Six dimensions of organizational metabolism

Density

How many meaningful decisions the system produces relative to its capacity. High density means the organization generates a steady stream of consequential choices. Low density means decisions are rare, deferred, or delegated away.

Velocity

How long it takes to move from recognition to committed action. Not speed for its own sake — velocity measures whether the organization can match its decision tempo to the environment.

Vitality

How long decisions stick — and whether the system can renew them. High vitality means commitments are durable and get reinforced. Low vitality means decisions decay, get reversed, or are quietly abandoned.

Marginal Decision Cost

The resource cost of producing one additional decision. This is a throughput tax — high MDC means the organization burns disproportionate energy on coordination, alignment, and approval for every incremental decision.

Selection

How accurately the organization chooses the right problems to solve. Selection measures whether the system’s filtering and prioritization mechanisms work — are you betting on the things that matter?

Execution

How well chosen actions are implemented and sustained. Not just “did we do it” but “did we do it well enough to capture the value.”

One equation, two components

Performance = Metabolic Rate × Decision Accuracy2

“MR”

Density

How many meaningful decisions

×

Velocity

How long it takes to decide

×

Vitality

How long the decision sticks

/

Marginal Cost

How much it costs to decide

“DA”

Selection

How right you are

×

Execution

How well you do it

Five patterns emerge from the data

Archetypes are not fixed. Microsoft moved from Constrained Optimizer to Chaotic Churner to Elite Integrator.

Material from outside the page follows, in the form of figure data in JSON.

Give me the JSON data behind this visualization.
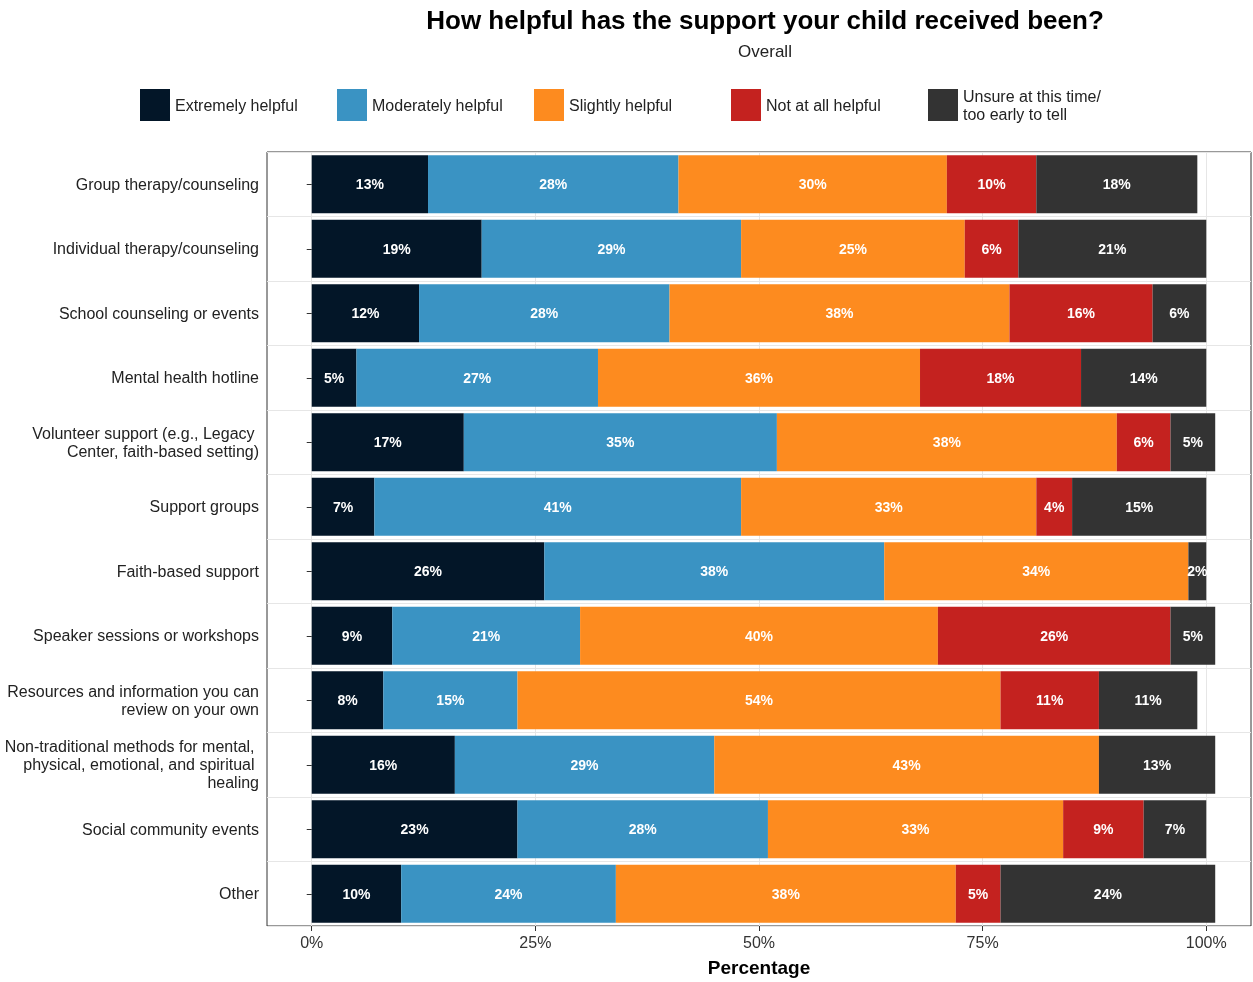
{
  "chart_data": {
    "type": "bar",
    "orientation": "horizontal",
    "stacked": true,
    "title": "How helpful has the support your child received been?",
    "subtitle": "Overall",
    "xlabel": "Percentage",
    "categories": [
      "Group therapy/counseling",
      "Individual therapy/counseling",
      "School counseling or events",
      "Mental health hotline",
      "Volunteer support (e.g., Legacy Center, faith-based setting)",
      "Support groups",
      "Faith-based support",
      "Speaker sessions or workshops",
      "Resources and information you can review on your own",
      "Non-traditional methods for mental, physical, emotional, and spiritual healing",
      "Social community events",
      "Other"
    ],
    "series": [
      {
        "name": "Extremely helpful",
        "color": "#031628",
        "values": [
          13,
          19,
          12,
          5,
          17,
          7,
          26,
          9,
          8,
          16,
          23,
          10
        ],
        "value_labels": [
          "13%",
          "19%",
          "12%",
          "5%",
          "17%",
          "7%",
          "26%",
          "9%",
          "8%",
          "16%",
          "23%",
          "10%"
        ]
      },
      {
        "name": "Moderately helpful",
        "color": "#3a93c3",
        "values": [
          28,
          29,
          28,
          27,
          35,
          41,
          38,
          21,
          15,
          29,
          28,
          24
        ],
        "value_labels": [
          "28%",
          "29%",
          "28%",
          "27%",
          "35%",
          "41%",
          "38%",
          "21%",
          "15%",
          "29%",
          "28%",
          "24%"
        ]
      },
      {
        "name": "Slightly helpful",
        "color": "#fd8b1f",
        "values": [
          30,
          25,
          38,
          36,
          38,
          33,
          34,
          40,
          54,
          43,
          33,
          38
        ],
        "value_labels": [
          "30%",
          "25%",
          "38%",
          "36%",
          "38%",
          "33%",
          "34%",
          "40%",
          "54%",
          "43%",
          "33%",
          "38%"
        ]
      },
      {
        "name": "Not at all helpful",
        "color": "#c4221f",
        "values": [
          10,
          6,
          16,
          18,
          6,
          4,
          null,
          26,
          11,
          null,
          9,
          5
        ],
        "value_labels": [
          "10%",
          "6%",
          "16%",
          "18%",
          "6%",
          "4%",
          null,
          "26%",
          "11%",
          null,
          "9%",
          "5%"
        ]
      },
      {
        "name": "Unsure at this time/ too early to tell",
        "color": "#333333",
        "values": [
          18,
          21,
          6,
          14,
          5,
          15,
          2,
          5,
          11,
          13,
          7,
          24
        ],
        "value_labels": [
          "18%",
          "21%",
          "6%",
          "14%",
          "5%",
          "15%",
          "2%",
          "5%",
          "11%",
          "13%",
          "7%",
          "24%"
        ]
      }
    ],
    "xlim": [
      -5,
      105
    ],
    "xticks": [
      {
        "value": 0,
        "label": "0%"
      },
      {
        "value": 25,
        "label": "25%"
      },
      {
        "value": 50,
        "label": "50%"
      },
      {
        "value": 75,
        "label": "75%"
      },
      {
        "value": 100,
        "label": "100%"
      }
    ],
    "grid": true,
    "legend": "top"
  }
}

Constrained Optimizers Elite Integrators Structured Maintainers Reactive Accumulators Chaotic Churners

How cases are scored

01

Extract

Decision episodes are identified from organizational documents. Each episode captures a discrete decision: context, action, outcome. The 6 decision dimensions are identified using our proprietary identification rubric.

02

Score

Our proprietary engine runs 5 unique scoring models that apply the same scoring rubric. Outliers are dropped, consensus is computed to reach a single rating including confidence intervals.

03

Benchmark

Scores are compared against the repository of 2,200+ cases. Archetype classification, failure mode detection, and intervention sequencing are computed.

The Microsoft trajectory

Constrained Optimizer (pre-2010) — Under Gates and early Ballmer, Microsoft exhibited high decision accuracy but low metabolic rate. The Windows/Office franchise generated enormous value from a narrow set of bets. Selection was excellent within the core, but the system couldn’t generate enough decision volume to compete in adjacent markets.

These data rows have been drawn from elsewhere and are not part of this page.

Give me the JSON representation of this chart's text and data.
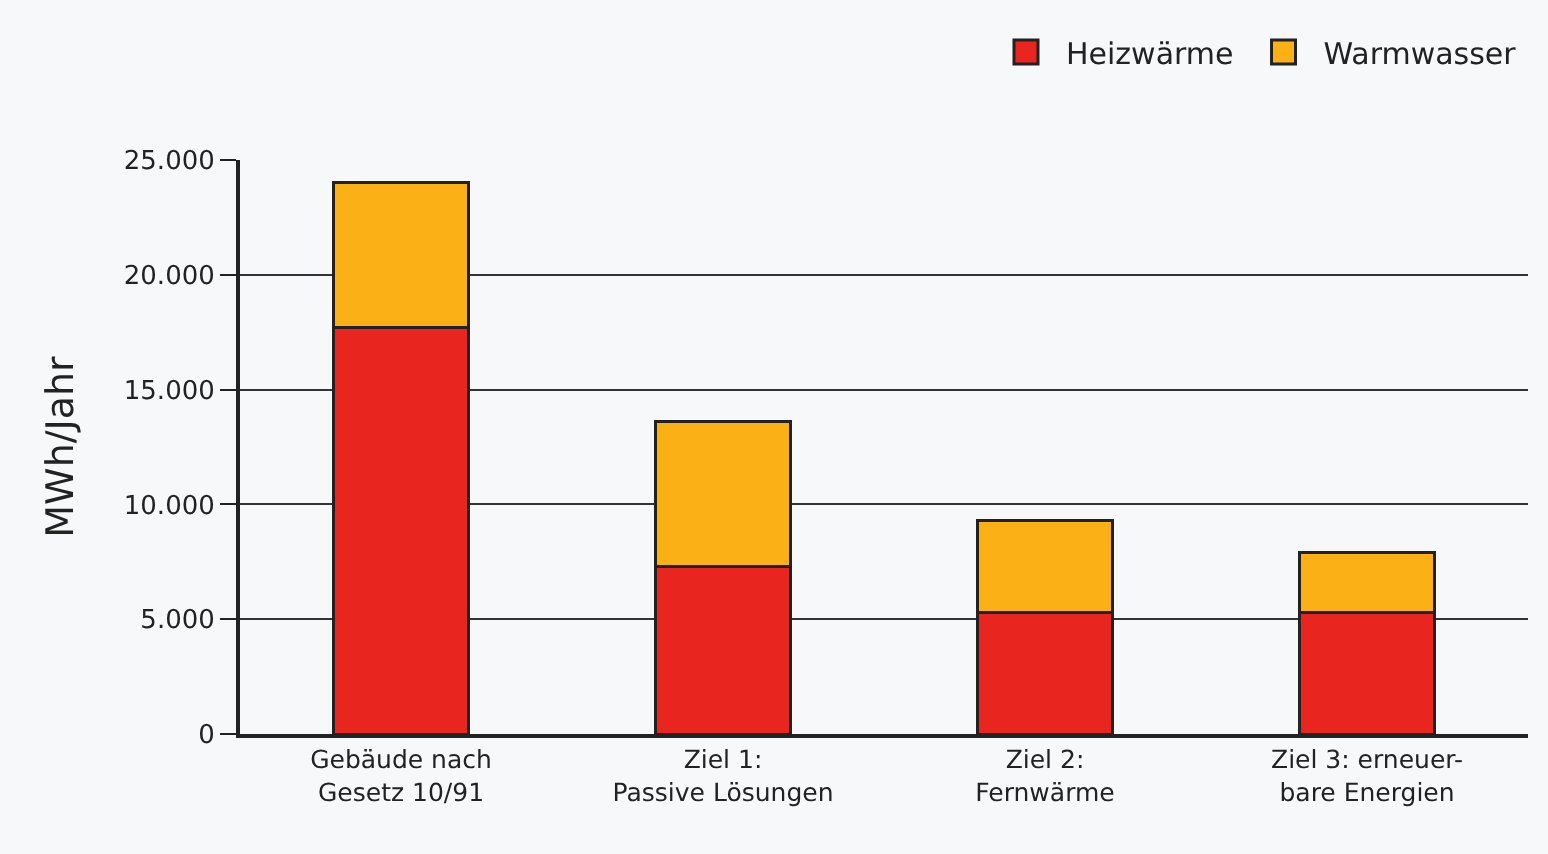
{
  "chart_data": {
    "type": "bar",
    "stacked": true,
    "ylabel": "MWh/Jahr",
    "categories": [
      "Gebäude nach\nGesetz 10/91",
      "Ziel 1:\nPassive Lösungen",
      "Ziel 2:\nFernwärme",
      "Ziel 3: erneuer-\nbare Energien"
    ],
    "series": [
      {
        "name": "Heizwärme",
        "color": "#e8251f",
        "values": [
          17700,
          7300,
          5300,
          5300
        ]
      },
      {
        "name": "Warmwasser",
        "color": "#fbb116",
        "values": [
          6300,
          6300,
          4000,
          2600
        ]
      }
    ],
    "ylim": [
      0,
      25000
    ],
    "yticks": [
      {
        "value": 0,
        "label": "0"
      },
      {
        "value": 5000,
        "label": "5.000"
      },
      {
        "value": 10000,
        "label": "10.000"
      },
      {
        "value": 15000,
        "label": "15.000"
      },
      {
        "value": 20000,
        "label": "20.000"
      },
      {
        "value": 25000,
        "label": "25.000"
      }
    ],
    "grid": "y",
    "legend": "top right"
  }
}
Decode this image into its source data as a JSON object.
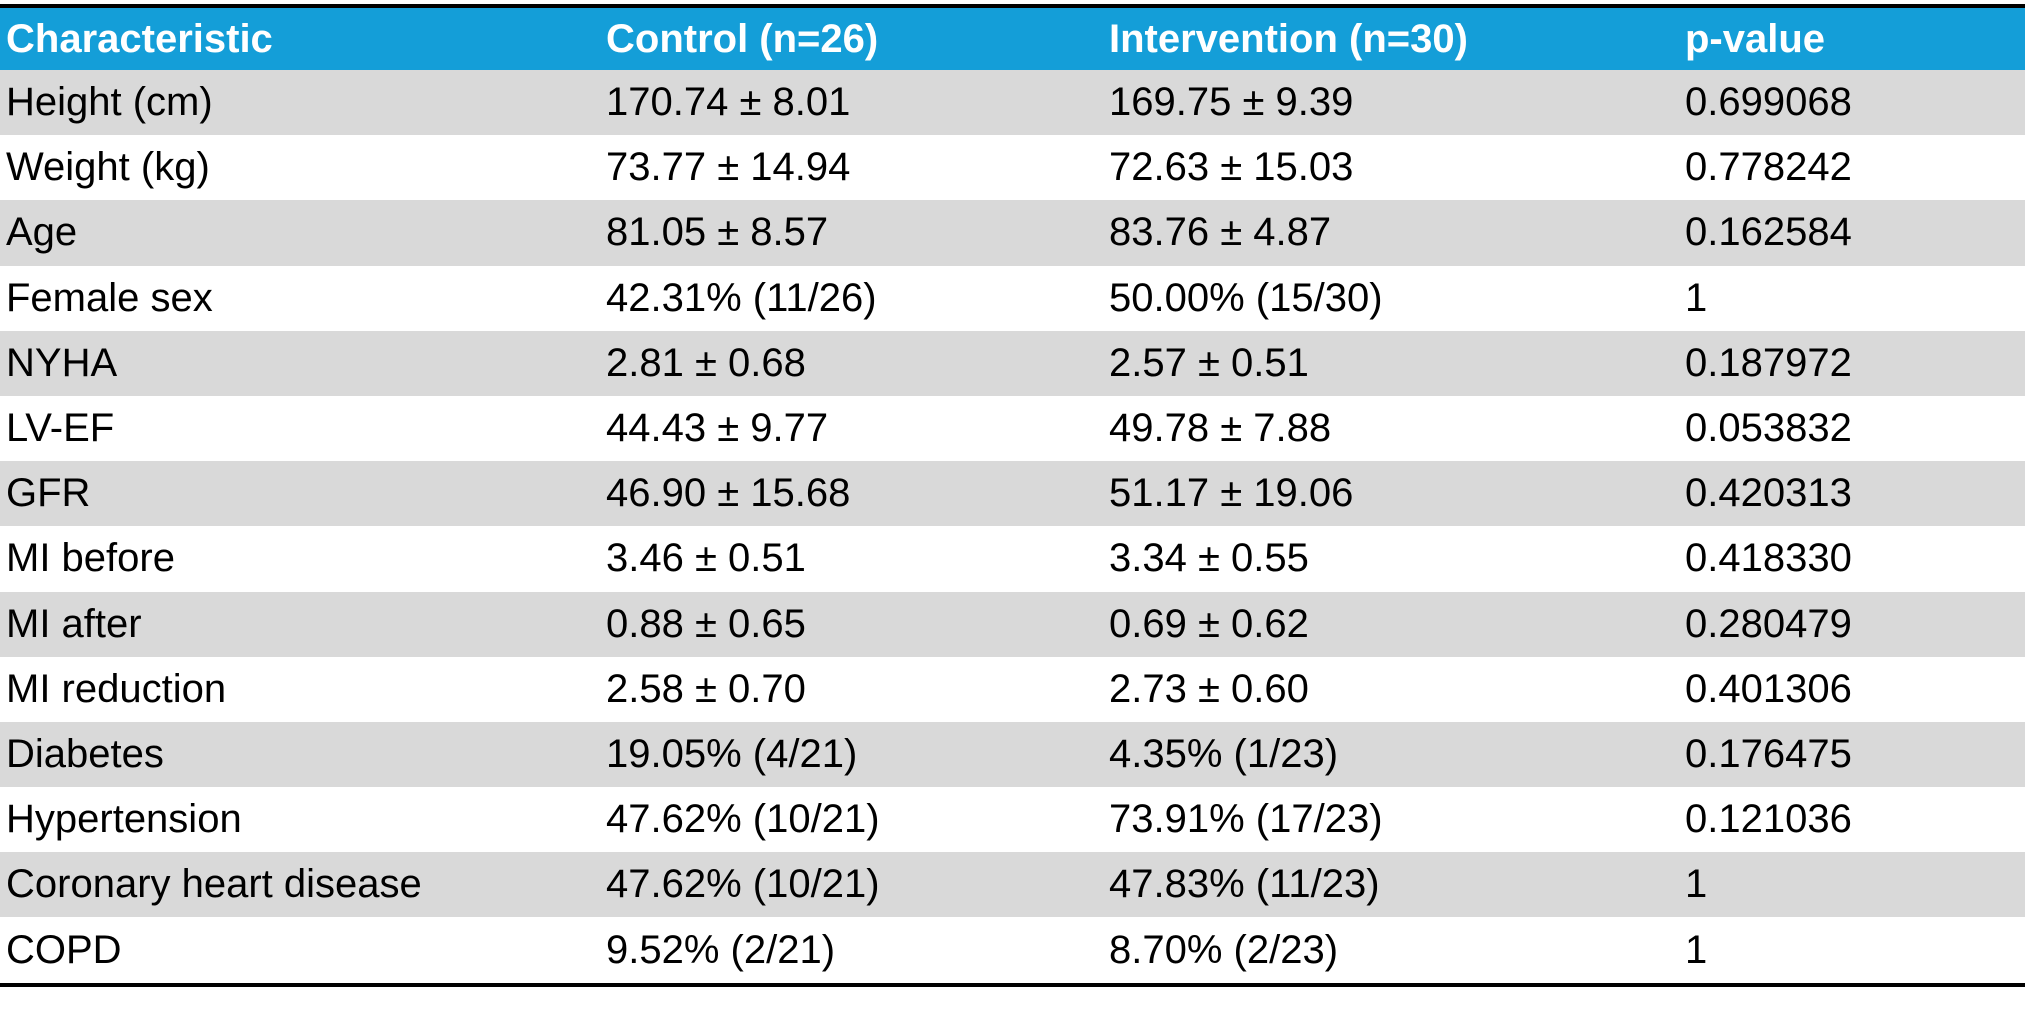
{
  "table": {
    "headers": [
      "Characteristic",
      "Control (n=26)",
      "Intervention (n=30)",
      "p-value"
    ],
    "rows": [
      [
        "Height (cm)",
        "170.74 ± 8.01",
        "169.75 ± 9.39",
        "0.699068"
      ],
      [
        "Weight (kg)",
        "73.77 ± 14.94",
        "72.63 ± 15.03",
        "0.778242"
      ],
      [
        "Age",
        "81.05 ± 8.57",
        "83.76 ± 4.87",
        "0.162584"
      ],
      [
        "Female sex",
        "42.31% (11/26)",
        "50.00% (15/30)",
        "1"
      ],
      [
        "NYHA",
        "2.81 ± 0.68",
        "2.57 ± 0.51",
        "0.187972"
      ],
      [
        "LV-EF",
        "44.43 ± 9.77",
        "49.78 ± 7.88",
        "0.053832"
      ],
      [
        "GFR",
        "46.90 ± 15.68",
        "51.17 ± 19.06",
        "0.420313"
      ],
      [
        "MI before",
        "3.46 ± 0.51",
        "3.34 ± 0.55",
        "0.418330"
      ],
      [
        "MI after",
        "0.88 ± 0.65",
        "0.69 ± 0.62",
        "0.280479"
      ],
      [
        "MI reduction",
        "2.58 ± 0.70",
        "2.73 ± 0.60",
        "0.401306"
      ],
      [
        "Diabetes",
        "19.05% (4/21)",
        "4.35% (1/23)",
        "0.176475"
      ],
      [
        "Hypertension",
        "47.62% (10/21)",
        "73.91% (17/23)",
        "0.121036"
      ],
      [
        "Coronary heart disease",
        "47.62% (10/21)",
        "47.83% (11/23)",
        "1"
      ],
      [
        "COPD",
        "9.52% (2/21)",
        "8.70% (2/23)",
        "1"
      ]
    ]
  },
  "colors": {
    "header_bg": "#149ed8",
    "header_text": "#ffffff",
    "row_alt": "#d9d9d9",
    "row_plain": "#ffffff",
    "rule": "#000000"
  }
}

Chaotic Churner (2010–2014) — The Ballmer era saw metabolic rate surge without accuracy keeping pace. Windows Phone, Bing, Surface RT, the Nokia acquisition, the aQuantive writedown — high energy, terrible selection. The organization was churning through initiatives without the filtering discipline to pick winners.

Elite Integrator (2015+) — Nadella rebuilt selection around a cloud-first thesis, increased velocity by flattening decision layers, and maintained accuracy by concentrating bets where Microsoft had structural advantage. Azure, Teams, and the GitHub/LinkedIn integrations all show high metabolic rate with high accuracy.

This demonstrates that archetypes describe a state, not a destiny. The trajectory is a function of leadership choices, organizational design, and environmental pressure.